In conclusion, this is an unusual case of spontaneous SAD with lateral medullary infarction as well as cerebellar infarction without trauma history and anomaly of aortic arch. Our patient’s neurological status did not deteriorate further after dual anti-platelet therapy, and intravenous hydration with volume expander were applied. Although spontaneous SAD is a distinctly rare disease entity, it should be considered as a differential diagnosis in any case of multiple posterior circulation infarctions, unexplained neck or thoracic pain, or arm ischemic symptoms even if there was no trauma history. We suggest that the etiologic work-up for posterior circulation infarction should include close scrutiny and examination of the proximal vessels emanating from the aortic arch.
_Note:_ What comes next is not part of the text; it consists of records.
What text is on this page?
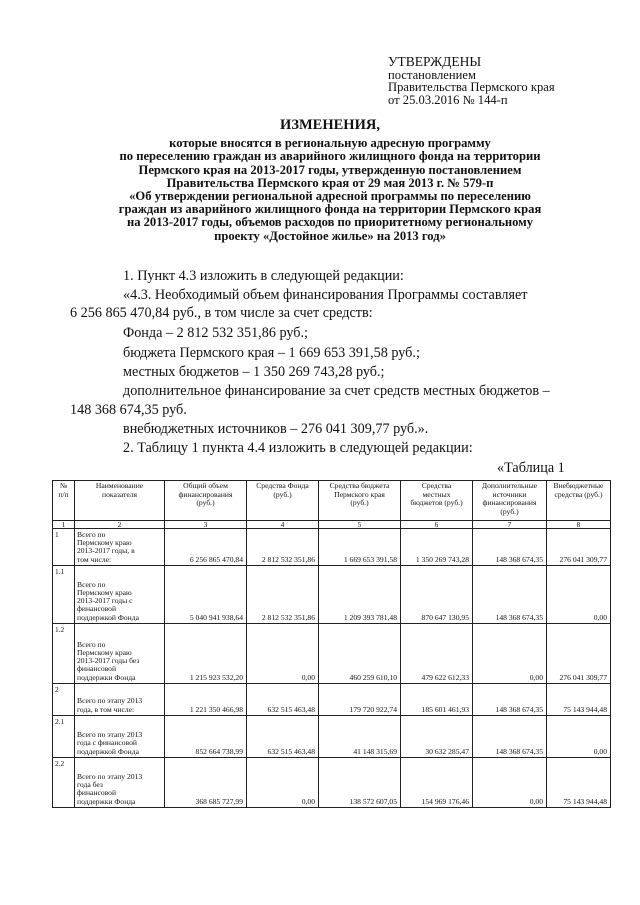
УТВЕРЖДЕНЫ
постановлением
Правительства Пермского края
от 25.03.2016 № 144-п
ИЗМЕНЕНИЯ,
которые вносятся в региональную адресную программу
по переселению граждан из аварийного жилищного фонда на территории
Пермского края на 2013-2017 годы, утвержденную постановлением
Правительства Пермского края от 29 мая 2013 г. № 579-п
«Об утверждении региональной адресной программы по переселению
граждан из аварийного жилищного фонда на территории Пермского края
на 2013-2017 годы, объемов расходов по приоритетному региональному
проекту «Достойное жилье» на 2013 год»
1. Пункт 4.3 изложить в следующей редакции:
«4.3. Необходимый объем финансирования Программы составляет
6 256 865 470,84 руб., в том числе за счет средств:
Фонда – 2 812 532 351,86 руб.;
бюджета Пермского края – 1 669 653 391,58 руб.;
местных бюджетов – 1 350 269 743,28 руб.;
дополнительное финансирование за счет средств местных бюджетов –
148 368 674,35 руб.
внебюджетных источников – 276 041 309,77 руб.».
2. Таблицу 1 пункта 4.4 изложить в следующей редакции:
«Таблица 1
№
п/п	Наименование
показателя	Общий объем
финансирования
(руб.)	Средства Фонда
(руб.)	Средства бюджета
Пермского края
(руб.)	Средства
местных
бюджетов (руб.)	Дополнительные
источники
финансирования
(руб.)	Внебюджетные
средства (руб.)
1	2	3	4	5	6	7	8
1	Всего по
Пермскому краю
2013-2017 годы, в
том числе:	6 256 865 470,84	2 812 532 351,86	1 669 653 391,58	1 350 269 743,28	148 368 674,35	276 041 309,77
1.1	Всего по
Пермскому краю
2013-2017 годы с
финансовой
поддержкой Фонда	5 040 941 938,64	2 812 532 351,86	1 209 393 781,48	870 647 130,95	148 368 674,35	0,00
1.2	Всего по
Пермскому краю
2013-2017 годы без
финансовой
поддержки Фонда	1 215 923 532,20	0,00	460 259 610,10	479 622 612,33	0,00	276 041 309,77
2	Всего по этапу 2013
года, в том числе:	1 221 350 466,98	632 515 463,48	179 720 922,74	185 601 461,93	148 368 674,35	75 143 944,48
2.1	Всего по этапу 2013
года с финансовой
поддержкой Фонда	852 664 738,99	632 515 463,48	41 148 315,69	30 632 285,47	148 368 674,35	0,00
2.2	Всего по этапу 2013
года без
финансовой
поддержки Фонда	368 685 727,99	0,00	138 572 607,05	154 969 176,46	0,00	75 143 944,48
The authors have no financial conflicts of interest.

Figure 1.
Brain magnetic resonance imaging and head and neck CT angiographic images taken at admission. (A-C) Initial diffusion-weighted image showed acute multifocal infarctions on left lateral medulla oblongata, left cerebellar hemisphere and cerebellar vermis (white arrows). (D) Orifice of VA was not found on head and neck CT angiogram (white arrow). From distal V2 segment, contrast filling was observed (white arrowhead). (E) Short segmental dissection was suspected at left proximal subclavian artery on coronal CT image (white arrowhead). (F) Axial CT image revealed intramural hematoma (white arrow) and true lumen (white arrowhead) at left subclavian artery dissection. (G) The luminal stenosis of left subclavian artery distal to the dissected segment was observed (white arrowhead). (H) T2*-weighted gradient echo image revealed no hypointense signals with blooming effect in left VA and posterior cerebellar artery. CT, computed tomography; VA, vertebral artery.
Figure 2.
Transcranial Doppler findings on the third hospital day. The flow in the left proximal vertebral artery was scanty and bidirectional. Spectral analysis showed high resistance stump waveform with reversed flow.
Figure 3.
The Follow-up brain magnetic resonance imaging, chest CT angiographic and brain CT images taken on the fourth and fifth hospital days. (A-C) The follow-up diffusion-weighted image taken on the fourth hospital day demonstrated enlarged cerebellar hemispheric and tonsilar infarctions (white arrows). (D) No structural anomaly of aortic arch was found on CT angiogram. (E) Calcified or low density atherosclerotic plaques were found at the origin of subclavian artery on coronal CT image (white arrowheads). (F) Expansion of subintimal hematoma was not observed at left subclavian artery dissection on axial CT image (white arrow). (G) The follow-up gradient echo image showed no hypointense signal with blooming effect in left vertebral artery and posterior inferior cerebellar artery. (H) The follow-up CT scan on the fifth hospital day showed newly developed low attenuated lesion in right lateral thalamus (white arrowhead), suggesting acute infarction. CT, computed tomography.